BGP neighbors fail to establish due to IPv4/IPv6 addresses missing on NSX-T edge node interfaces
search cancel

BGP neighbors fail to establish due to IPv4/IPv6 addresses missing on NSX-T edge node interfaces

book

Article ID: 322523

calendar_today

Updated On:

Products

VMware NSX

Issue/Introduction

If an NSX edge node has been recently rebooted:

  • IPv4/IPv6 addresses are missing on edge node interfaces.
  • IPv4/IPv6 BGP neighbor relationships will not get established.
  • In the Edge node log /var/log/frr/frr.log you see entries similar to the following:

    BGP: [EC 33554465] <IPv4-address-1> [FSM] Failure handling event BGP_Start in state Idle, prior events BGP_Start, BGP_Start, fd -1
    BGP: [Event] Incoming BGP connection rejected from <IPv4-address-1> since it is not directly connected and TTL is 1

  • In the Edge node log /var/log/syslog we see the following:
nsx-edge-1 bgpd 22005 - - [EC 33554465] <IPv6-address-1> [FSM] Failure handling event BGP_Start in state Idle, prior events BGP_Start, BGP_Start, fd -1
nsx-edge-1 bgpd 22005 - - [EC 33554465] <IPv6-address-2> [FSM] Failure handling event BGP_Start in state Idle, prior events BGP_Start, BGP_Start, fd -1
 
Note: The preceding log excerpts are only examples. Date, time, and environmental variables may vary depending on your environment.

Environment

VMware NSX

Cause

Routing controller reads interface kernel notifications via netlink socket. 

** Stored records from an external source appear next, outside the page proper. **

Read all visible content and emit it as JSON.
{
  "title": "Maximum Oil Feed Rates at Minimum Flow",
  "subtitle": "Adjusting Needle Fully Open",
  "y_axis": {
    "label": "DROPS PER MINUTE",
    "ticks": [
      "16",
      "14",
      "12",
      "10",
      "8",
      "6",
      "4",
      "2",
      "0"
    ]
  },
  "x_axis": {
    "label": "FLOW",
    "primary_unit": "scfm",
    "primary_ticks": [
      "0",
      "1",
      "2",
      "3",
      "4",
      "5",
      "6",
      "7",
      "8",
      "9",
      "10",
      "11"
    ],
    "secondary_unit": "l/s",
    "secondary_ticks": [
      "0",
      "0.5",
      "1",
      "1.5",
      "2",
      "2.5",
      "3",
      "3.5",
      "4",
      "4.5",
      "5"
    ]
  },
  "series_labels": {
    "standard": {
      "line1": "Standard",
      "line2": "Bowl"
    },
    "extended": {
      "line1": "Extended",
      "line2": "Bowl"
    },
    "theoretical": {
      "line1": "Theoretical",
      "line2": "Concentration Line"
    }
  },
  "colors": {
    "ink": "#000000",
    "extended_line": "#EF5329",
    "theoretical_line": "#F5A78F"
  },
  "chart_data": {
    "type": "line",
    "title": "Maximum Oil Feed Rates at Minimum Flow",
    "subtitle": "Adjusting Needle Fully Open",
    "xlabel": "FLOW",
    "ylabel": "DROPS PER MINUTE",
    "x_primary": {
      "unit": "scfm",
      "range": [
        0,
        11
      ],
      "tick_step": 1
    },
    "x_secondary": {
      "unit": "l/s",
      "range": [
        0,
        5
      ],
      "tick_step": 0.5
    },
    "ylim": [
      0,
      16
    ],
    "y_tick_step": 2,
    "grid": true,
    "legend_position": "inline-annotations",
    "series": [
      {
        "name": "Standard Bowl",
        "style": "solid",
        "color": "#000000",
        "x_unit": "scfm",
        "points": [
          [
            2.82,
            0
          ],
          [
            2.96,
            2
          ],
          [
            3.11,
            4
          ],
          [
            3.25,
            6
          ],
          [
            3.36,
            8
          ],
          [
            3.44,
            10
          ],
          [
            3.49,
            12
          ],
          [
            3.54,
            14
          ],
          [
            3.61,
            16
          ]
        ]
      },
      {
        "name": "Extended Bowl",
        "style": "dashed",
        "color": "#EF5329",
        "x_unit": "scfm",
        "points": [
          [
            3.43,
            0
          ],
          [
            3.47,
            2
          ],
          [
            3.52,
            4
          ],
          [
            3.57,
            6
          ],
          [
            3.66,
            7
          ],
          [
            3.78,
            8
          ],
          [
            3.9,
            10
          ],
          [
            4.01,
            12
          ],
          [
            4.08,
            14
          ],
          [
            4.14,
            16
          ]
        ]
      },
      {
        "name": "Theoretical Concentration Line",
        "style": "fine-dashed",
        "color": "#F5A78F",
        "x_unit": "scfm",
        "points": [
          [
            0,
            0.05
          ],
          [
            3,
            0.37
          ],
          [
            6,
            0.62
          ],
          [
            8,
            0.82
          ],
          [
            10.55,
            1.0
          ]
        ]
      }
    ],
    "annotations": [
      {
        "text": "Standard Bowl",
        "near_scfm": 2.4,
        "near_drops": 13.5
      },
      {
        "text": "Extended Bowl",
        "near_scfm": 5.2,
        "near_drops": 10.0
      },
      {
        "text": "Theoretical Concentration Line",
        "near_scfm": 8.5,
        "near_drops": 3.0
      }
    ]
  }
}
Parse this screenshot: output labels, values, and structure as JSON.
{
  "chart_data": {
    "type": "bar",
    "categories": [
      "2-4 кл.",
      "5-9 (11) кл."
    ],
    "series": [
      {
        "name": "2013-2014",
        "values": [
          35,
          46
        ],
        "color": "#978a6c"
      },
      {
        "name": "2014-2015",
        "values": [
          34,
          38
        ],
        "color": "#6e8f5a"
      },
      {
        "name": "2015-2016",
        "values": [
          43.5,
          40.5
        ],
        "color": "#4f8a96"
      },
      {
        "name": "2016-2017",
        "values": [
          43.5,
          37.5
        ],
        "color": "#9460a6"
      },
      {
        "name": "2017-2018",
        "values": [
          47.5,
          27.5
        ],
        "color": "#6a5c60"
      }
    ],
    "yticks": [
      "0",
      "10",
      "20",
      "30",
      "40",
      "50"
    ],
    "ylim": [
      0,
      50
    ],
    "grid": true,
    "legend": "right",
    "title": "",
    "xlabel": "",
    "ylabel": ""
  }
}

During edge reboot, netlink notifications might get dropped/missed and this leads to missed configuration on the interfaces in comparison to the kernel.

Resolution

This is a known issue impacting VMware NSX.
In a future release on VMware NSX, as part of the automatic remediation process, the rescanning of interfaces will be implicitly triggered twice by the system.

Workaround:

To recover the missing IPv4/IPv6 addresses, the interfaces can be rescanned using the below command in the edge node CLI as admin user:

Edge> get logical-routers
Edge> vrf <vrf_id of SERVICE_ROUTER_TIER0>
Edge(tier0_sr)> set debug
Edge(tier0_sr)> start rescan interfaces
Edge(tier0_sr)> exit
 
NOTE: If VRF-Lite Tier0's are experiencing this issue, the above commands need to be ran on the PARENT Tier0 VRF (commands are not available on VRF-Lite Tier0s).
 
NOTE: For VMware NSX versions prior to 4.1.2, please do not use the workaround on EVPN enabled setups.